Все стихотворения на одной странице


Бальзак

                     В. А. Каверину

Долой подробности! Он стукнул по странице
Тяжелым кулаком. За ним еще сквозит
Беспутное дитя Парижа. Он стремится
Me думать, есть, гулять. Как мерзок реквизит
Чердачной нищеты... Долой!
                    Но, как ни ставь их,
Все вещи кажутся пучинами банкротств,
Провалами карьер, дознаньем очных ставок.
Все вещи движутся и, пущенные в рост,
Одушевляются, свистят крылами гарпий.

Но как он подбирал к чужим замкам ключи!
Как слушал шепоты,— кто разгадает, чьи?—
Как прорывал свой ход в чужом горючем скарбе!

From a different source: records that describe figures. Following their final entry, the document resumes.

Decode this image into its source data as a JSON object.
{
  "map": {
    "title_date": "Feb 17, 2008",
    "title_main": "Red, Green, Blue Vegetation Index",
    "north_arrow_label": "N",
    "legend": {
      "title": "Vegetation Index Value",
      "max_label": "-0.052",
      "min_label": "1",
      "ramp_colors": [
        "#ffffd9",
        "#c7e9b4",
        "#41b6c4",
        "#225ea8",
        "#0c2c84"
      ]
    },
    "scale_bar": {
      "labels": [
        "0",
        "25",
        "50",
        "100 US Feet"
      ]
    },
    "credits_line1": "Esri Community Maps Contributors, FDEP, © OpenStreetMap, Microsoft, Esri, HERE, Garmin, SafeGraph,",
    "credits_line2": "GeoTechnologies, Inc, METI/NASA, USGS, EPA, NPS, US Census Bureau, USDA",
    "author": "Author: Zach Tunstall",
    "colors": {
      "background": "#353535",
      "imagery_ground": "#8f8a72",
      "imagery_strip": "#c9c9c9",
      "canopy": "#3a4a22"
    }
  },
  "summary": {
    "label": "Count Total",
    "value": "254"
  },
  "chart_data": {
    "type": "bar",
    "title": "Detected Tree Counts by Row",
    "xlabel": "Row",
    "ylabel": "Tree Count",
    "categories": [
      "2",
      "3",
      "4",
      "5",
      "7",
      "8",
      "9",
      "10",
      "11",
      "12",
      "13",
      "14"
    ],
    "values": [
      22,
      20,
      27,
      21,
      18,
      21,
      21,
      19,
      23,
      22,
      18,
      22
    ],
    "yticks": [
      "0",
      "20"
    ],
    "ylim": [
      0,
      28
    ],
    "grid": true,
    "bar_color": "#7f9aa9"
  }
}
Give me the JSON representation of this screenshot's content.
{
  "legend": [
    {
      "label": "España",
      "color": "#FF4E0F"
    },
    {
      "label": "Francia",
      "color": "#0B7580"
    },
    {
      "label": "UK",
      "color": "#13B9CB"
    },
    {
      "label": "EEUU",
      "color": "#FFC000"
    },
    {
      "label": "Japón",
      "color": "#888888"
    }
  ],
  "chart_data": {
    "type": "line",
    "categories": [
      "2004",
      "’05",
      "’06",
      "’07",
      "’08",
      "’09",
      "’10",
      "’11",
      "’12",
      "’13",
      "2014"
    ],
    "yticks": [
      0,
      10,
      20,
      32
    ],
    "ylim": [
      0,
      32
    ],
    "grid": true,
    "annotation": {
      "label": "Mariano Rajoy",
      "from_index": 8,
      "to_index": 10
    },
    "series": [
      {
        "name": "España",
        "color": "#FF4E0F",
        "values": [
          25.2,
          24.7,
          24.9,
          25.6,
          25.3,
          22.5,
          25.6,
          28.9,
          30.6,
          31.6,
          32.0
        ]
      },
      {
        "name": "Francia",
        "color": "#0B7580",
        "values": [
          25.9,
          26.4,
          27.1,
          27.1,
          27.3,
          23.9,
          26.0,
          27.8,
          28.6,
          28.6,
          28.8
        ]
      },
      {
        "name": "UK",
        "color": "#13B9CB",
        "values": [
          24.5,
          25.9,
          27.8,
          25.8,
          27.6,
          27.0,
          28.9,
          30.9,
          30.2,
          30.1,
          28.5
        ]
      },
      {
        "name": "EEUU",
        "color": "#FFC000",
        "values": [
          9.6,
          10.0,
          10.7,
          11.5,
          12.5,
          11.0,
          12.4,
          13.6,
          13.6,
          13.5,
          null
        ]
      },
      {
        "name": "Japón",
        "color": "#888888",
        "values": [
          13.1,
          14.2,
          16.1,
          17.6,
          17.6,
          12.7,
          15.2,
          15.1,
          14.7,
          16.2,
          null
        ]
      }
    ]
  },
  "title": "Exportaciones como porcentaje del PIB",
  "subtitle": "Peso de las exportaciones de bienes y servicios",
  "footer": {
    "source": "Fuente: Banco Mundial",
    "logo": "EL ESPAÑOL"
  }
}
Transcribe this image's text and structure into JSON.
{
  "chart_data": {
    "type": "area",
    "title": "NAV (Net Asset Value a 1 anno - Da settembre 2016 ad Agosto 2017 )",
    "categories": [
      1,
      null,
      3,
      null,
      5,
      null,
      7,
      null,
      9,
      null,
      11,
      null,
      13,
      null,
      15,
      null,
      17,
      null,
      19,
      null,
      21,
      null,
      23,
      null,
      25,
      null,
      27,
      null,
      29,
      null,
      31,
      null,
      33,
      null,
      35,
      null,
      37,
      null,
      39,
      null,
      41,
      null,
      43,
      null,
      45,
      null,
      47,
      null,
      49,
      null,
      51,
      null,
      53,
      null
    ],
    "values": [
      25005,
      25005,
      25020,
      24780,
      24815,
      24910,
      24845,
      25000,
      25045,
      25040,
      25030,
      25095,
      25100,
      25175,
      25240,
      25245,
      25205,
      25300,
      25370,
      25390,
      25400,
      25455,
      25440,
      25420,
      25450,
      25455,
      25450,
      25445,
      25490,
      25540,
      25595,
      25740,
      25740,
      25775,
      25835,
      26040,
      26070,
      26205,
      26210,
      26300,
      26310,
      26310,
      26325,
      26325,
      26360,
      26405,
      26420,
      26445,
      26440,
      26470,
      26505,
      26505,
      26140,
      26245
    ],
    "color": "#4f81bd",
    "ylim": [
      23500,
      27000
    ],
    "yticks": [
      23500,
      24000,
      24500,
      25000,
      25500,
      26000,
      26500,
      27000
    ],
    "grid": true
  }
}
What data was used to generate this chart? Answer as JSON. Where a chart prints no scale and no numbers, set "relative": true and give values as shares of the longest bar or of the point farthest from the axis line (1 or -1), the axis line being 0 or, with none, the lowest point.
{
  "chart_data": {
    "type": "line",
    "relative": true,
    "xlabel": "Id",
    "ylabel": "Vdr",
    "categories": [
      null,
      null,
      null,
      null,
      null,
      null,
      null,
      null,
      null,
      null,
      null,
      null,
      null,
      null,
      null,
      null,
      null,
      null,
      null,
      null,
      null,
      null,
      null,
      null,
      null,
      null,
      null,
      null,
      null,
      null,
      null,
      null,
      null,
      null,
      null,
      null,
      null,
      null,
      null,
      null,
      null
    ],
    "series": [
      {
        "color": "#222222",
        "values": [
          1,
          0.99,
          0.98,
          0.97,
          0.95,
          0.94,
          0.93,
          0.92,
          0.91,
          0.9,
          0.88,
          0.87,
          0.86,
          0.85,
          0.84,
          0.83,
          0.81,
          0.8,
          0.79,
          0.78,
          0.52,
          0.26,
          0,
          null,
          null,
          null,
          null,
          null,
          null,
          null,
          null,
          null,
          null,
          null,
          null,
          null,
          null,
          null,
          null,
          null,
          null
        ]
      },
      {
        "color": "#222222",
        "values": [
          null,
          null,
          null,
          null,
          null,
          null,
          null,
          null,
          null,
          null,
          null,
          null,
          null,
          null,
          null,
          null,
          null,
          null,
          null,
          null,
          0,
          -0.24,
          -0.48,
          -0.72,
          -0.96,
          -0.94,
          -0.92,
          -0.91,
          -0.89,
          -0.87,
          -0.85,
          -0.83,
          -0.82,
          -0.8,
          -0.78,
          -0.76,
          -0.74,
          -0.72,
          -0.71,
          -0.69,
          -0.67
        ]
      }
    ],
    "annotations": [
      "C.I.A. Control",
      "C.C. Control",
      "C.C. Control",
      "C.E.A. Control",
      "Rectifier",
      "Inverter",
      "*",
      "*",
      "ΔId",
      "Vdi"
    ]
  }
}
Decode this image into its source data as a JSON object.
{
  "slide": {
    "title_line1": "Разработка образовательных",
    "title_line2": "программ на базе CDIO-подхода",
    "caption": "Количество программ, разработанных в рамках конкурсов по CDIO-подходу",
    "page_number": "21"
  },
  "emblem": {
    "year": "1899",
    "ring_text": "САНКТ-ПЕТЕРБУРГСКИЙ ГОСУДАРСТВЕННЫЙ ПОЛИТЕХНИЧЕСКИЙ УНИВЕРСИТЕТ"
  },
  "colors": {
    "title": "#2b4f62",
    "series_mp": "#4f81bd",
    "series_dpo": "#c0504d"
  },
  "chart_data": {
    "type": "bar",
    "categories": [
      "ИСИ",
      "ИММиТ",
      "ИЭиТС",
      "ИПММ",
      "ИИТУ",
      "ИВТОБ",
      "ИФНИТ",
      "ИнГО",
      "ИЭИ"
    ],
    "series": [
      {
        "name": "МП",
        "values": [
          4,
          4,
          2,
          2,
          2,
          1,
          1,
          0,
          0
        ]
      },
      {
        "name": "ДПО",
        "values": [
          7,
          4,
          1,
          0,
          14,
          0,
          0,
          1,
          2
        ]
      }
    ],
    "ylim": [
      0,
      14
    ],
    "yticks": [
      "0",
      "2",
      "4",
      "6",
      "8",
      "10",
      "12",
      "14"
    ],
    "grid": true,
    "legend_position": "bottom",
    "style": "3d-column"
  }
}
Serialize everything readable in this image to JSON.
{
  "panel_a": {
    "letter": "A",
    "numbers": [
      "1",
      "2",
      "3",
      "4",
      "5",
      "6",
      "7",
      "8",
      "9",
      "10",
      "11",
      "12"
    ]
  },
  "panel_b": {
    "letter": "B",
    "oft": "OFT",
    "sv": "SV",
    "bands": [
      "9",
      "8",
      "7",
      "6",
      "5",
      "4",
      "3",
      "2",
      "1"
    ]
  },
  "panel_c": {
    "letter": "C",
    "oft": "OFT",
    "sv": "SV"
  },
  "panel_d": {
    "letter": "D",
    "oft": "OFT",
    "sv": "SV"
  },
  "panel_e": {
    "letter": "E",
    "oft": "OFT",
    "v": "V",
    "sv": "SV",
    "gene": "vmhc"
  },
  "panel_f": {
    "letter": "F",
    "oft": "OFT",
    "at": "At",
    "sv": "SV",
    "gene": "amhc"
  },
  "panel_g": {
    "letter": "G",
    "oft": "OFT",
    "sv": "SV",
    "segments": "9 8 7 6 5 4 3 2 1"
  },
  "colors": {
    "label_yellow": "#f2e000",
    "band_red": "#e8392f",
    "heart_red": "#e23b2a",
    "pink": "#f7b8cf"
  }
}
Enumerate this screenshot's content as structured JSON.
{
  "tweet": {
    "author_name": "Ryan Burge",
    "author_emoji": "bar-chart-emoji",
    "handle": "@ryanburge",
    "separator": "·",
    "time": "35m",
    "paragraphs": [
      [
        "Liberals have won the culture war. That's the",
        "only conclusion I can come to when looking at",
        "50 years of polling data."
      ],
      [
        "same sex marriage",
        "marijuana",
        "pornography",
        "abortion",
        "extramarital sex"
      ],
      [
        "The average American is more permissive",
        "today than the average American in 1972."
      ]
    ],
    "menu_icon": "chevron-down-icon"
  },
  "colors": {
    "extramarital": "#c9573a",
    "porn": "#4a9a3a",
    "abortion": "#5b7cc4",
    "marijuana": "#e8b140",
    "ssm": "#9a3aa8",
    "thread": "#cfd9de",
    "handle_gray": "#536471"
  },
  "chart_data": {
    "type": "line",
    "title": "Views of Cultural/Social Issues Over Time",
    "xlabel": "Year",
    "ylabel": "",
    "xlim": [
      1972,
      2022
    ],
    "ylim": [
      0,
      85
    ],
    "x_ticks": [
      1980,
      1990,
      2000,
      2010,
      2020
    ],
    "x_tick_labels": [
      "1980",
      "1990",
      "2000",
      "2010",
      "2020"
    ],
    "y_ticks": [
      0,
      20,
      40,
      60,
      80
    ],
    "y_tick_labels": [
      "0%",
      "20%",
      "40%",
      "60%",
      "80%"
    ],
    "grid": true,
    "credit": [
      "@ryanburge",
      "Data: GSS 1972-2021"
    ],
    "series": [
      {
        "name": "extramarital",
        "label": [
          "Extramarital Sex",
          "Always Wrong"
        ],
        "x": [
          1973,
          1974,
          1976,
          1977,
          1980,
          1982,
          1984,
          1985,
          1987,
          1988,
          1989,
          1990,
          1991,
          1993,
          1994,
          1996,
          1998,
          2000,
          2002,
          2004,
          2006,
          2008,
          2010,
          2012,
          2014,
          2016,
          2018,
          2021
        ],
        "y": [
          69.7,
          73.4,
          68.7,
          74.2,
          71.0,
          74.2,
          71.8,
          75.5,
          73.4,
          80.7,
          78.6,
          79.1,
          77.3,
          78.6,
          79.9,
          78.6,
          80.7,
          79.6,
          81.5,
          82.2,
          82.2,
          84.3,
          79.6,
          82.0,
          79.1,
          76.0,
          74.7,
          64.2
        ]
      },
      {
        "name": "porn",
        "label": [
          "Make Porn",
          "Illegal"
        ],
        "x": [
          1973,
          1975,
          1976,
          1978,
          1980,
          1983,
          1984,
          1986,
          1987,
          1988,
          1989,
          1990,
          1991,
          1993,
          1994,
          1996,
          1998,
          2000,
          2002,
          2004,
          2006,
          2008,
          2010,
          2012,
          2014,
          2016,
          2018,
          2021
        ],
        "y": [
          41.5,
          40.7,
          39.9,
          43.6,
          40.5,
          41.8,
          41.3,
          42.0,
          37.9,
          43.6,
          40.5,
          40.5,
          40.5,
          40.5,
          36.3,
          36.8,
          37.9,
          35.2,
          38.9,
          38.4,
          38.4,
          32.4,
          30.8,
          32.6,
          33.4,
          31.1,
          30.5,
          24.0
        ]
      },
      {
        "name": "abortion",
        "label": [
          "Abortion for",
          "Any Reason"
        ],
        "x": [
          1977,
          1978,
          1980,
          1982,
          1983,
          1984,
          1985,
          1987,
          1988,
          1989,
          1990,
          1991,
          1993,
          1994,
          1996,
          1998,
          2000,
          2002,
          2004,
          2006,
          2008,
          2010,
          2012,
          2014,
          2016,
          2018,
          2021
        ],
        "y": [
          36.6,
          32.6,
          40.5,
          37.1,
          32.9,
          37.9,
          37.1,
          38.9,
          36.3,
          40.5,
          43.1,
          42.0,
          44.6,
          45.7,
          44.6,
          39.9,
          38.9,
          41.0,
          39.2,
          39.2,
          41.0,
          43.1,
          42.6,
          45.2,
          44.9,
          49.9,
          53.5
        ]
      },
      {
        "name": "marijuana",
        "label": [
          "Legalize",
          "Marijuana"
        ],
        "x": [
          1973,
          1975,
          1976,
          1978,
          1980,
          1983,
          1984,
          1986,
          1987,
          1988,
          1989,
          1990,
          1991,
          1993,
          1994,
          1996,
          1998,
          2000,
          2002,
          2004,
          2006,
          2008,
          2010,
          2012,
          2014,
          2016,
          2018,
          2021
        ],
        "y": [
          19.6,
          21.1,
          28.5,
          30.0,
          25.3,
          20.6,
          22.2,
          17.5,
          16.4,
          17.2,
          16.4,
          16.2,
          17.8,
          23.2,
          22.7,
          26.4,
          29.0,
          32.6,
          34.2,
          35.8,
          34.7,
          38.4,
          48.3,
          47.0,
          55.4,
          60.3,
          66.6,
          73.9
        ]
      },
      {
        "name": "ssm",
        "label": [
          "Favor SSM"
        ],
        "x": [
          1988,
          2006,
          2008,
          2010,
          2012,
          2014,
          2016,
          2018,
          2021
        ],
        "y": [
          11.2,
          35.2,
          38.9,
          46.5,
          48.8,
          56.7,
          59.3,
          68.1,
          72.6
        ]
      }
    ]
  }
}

Кишит обломками иллюзий черновик.
Где их использовать? И стоит ли пытаться?
Мир скученных жильцов от воздуха отвык.
Мир некрасивых дрязг и грязных репутаций
Залит чернилами.
           Чем кончить? Есть ли слово,
Чтобы швырнуть скандал на книжный рынок снова
И весело резнуть усталый светский слух
Латынью медиков или жаргоном шлюх?

А может быть, к утру от сотой правки гранок
Воспрянет молодость, подруга нищеты.
Усталый человек очнется спозаранок
И с обществом самим заговорит на «ты»?

Он заново начнет! И вот. едва лишь выбрав
Из пепла памяти нечаянный кусок,
Он сразу погружен в сплетенье мелких фиброз,
В сеть жилок, бьющихся как доводы в висок.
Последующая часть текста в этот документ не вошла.